I am wondering what it would mean to write a poem, tear the paper up, then soak and press it into new paper. What words might come to the surface of the new paper? Would it be a new poem?

I am thinking of little poems, of words writ small, of words scribed onto a sliver of parchment.

I am soaked in words today.

Tuesday, September 6, 2016

Inch One Hundred Thirty-Five: The Cost of Eating

My brother Mark called me Monday evening, as I was finishing cleaning up the kitchen from an all-day session of making stock and bean soups (split pea with ham, Cuban black beans) to freeze for eating later in the fall and winter. Somehow we got around to talking about our household budgets.

Mark and my sister-in-law Jackie just became true empty nesters with my niece Elizabeth (their youngest) moving to New England for graduate school. I said that ought to be a positive impact on the bank balance. In the middle of that discussion, I mentioned our grocery bill.
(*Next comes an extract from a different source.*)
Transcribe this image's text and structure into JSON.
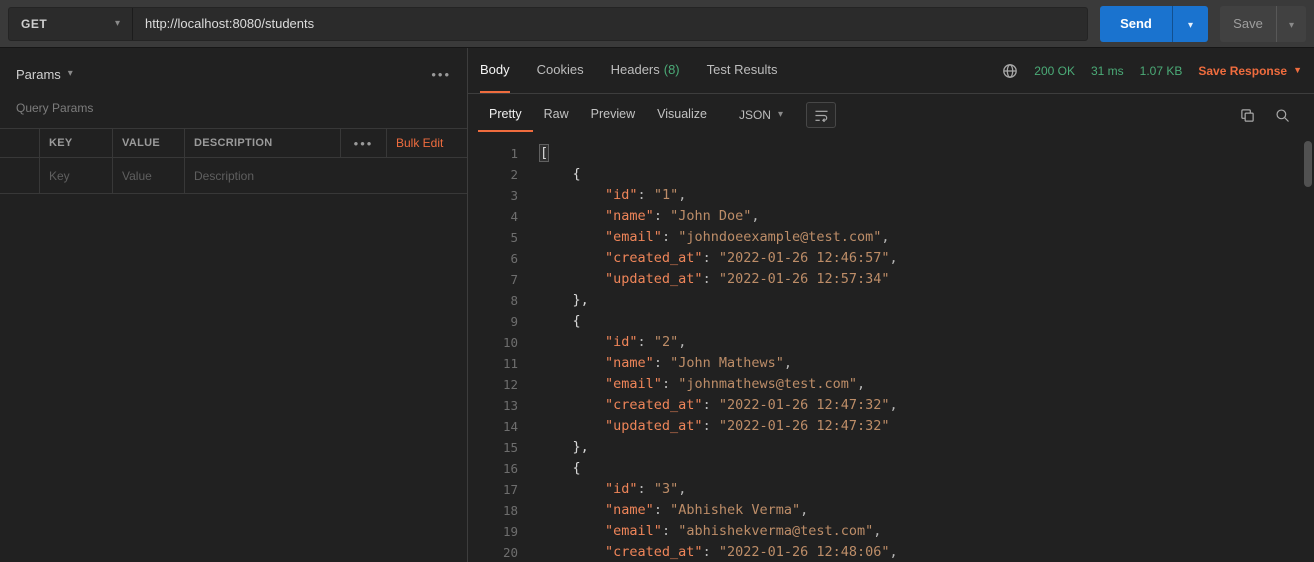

Several years ago, I blogged that we spent less than $200.00 a month on groceries, with another $25.00 on non-food household items (soap, toilet paper, shampoo, toothpaste). That figure did not include prescription medications, but did include eating out, which has rarely ever exceeded $25.00 a month (and usually does not exceed $10.00). When I was talking with Mark, I gave him the wrong figure: $100.00.

Mark was intrigued. "$100.00? Really?"

Well, not quite. I discovered my error today and emailed Mark and Jackie to tell them the figure was actually $200.00. During the phone conversation the night before, I told Mark that I had not tracked our food spending closely for a long time, and that I was tracking it this month to see if we are still close to that figure, given just the overall rise in the cost of food.

When I learned the target is $200.00, I was thrilled. Heck, $200.00? Piece of cake, especially since I think our actual spending is closer to $150.00. If anything, we have reduced our food expenses in the six years since that first blog post ran. 

At least I think so. I'll know in a few more weeks.

So I will be saving the grocery receipts, noting the non-receipt purchases ($7.50 yesterday at my friend Donna's great farm stand to get local sweet corn, some cherry tomatoes (mine having mostly bit the dust thanks to an invasion of cucumber beetles), and four of the most beautiful bell peppers I have ever seen and all four of which ended up going into the black bean soup mentioned above), tallying up the odd meals out here and there.

And then we'll see what September brings.